Scope and Content Note
The papers of Joseph Nicolas Nicollet (1786-1843) span the years 1797-1843. The collection contains correspondence, journals, maps and sketches, notes, printed matter, research material, and writings and reports. Much of the material is in French.
The correspondence consists primarily of letters to Nicollet, with the exception of some photostatic copies of letters Nicollet wrote to Rush Nutt, a physician and scientist in Mississippi, regarding Nicollet’s study of the Chippewa and Sioux languages. Several letters are from bishops and prominent individuals in the early American Catholic Church, including Simon William Gabriel Bruté de Rémur, Bishop of Vincennes (Indiana); John England, Bishop of Charleston; Jean-Louis-Anne-Madeleine Lefebvre de Cheverus, Bishop of Boston; Michael Portier, Bishop of Mobile; Joseph Rosati, Bishop of St.
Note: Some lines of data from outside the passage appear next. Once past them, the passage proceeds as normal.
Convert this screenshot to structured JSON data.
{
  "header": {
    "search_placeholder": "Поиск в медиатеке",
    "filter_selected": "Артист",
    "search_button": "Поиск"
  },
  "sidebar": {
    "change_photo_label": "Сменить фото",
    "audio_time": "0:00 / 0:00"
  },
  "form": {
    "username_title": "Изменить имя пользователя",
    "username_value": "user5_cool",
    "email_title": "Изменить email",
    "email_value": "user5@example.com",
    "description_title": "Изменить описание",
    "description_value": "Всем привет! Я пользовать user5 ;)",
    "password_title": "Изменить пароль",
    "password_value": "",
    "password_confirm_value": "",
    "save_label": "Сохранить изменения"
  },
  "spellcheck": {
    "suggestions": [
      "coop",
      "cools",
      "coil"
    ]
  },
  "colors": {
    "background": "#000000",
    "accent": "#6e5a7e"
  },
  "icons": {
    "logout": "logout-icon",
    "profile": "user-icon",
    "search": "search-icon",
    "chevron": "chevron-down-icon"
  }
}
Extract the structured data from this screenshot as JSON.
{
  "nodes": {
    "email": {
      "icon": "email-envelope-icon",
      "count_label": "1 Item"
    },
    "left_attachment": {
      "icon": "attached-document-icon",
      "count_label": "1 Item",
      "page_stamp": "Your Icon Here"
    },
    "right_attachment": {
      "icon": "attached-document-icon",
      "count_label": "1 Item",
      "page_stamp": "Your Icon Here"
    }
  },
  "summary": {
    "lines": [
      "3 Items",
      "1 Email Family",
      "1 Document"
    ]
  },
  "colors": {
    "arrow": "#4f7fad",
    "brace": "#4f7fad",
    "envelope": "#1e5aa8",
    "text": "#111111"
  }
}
Louis; Pierce Connelly; and Louis Régis Deluol. Scientists include Jacob Whitman Bailey, David W. Gobel, Ethan Allen Hitchcock, Elias Loomis, H. H. Sherwood, and Sears Cook Walker. Cartographers represented in the collection are Edmund M. Blunt, J. D. Graham, and F. R. Hassler. Nicollet also corresponded with state geologists Charles T. Jackson of Maine and Gerard Troost of Tennessee. Alfred Mordecai, drafter of the first United States ordnance manual, wrote requesting Nicollet to design a form for standardizing meteorological, geological, and mineralogical data reports. A letter from Joseph Plympton, the commander of Fort Snelling, Minnesota, suggests ways to develop the land between the St. Croix River and St. Anthony Falls, an area which is now Minneapolis.
The journals consist of astronomical observations, expedition diaries, and geographical and meteorological data. Some of the astronomical observations, dated 1832, were made from the White House in Washington, D.C. The expedition diaries document Nicollet’s exploration of what is now Minnesota, Missouri, South Dakota, and Wisconsin and include detailed sketches of the routes. The geographical observations include calculations of latitudes, longitudes, and altitudes from various points. In 1839 Nicollet published Meteorological Observations. The collection contains the published copy along with a draft and notes.
The collection contains many of Nicollet’s detailed sketch maps of the upper Mississippi and Missouri river basins and his notes on various scientific subjects. Writings and reports primarily consist of a draft of Nicollet’s report that accompanied his Map of the Hydrographical Basin of the Upper Mississippi River. Also included are Francis A. Chardon’s journals from Fort Clark, North Dakota; Regis Loisel’s account of the upper Missouri River; and excerpts from the writings of Meriwether Lewis, William Clark, and Zebulon Montgomery Pike.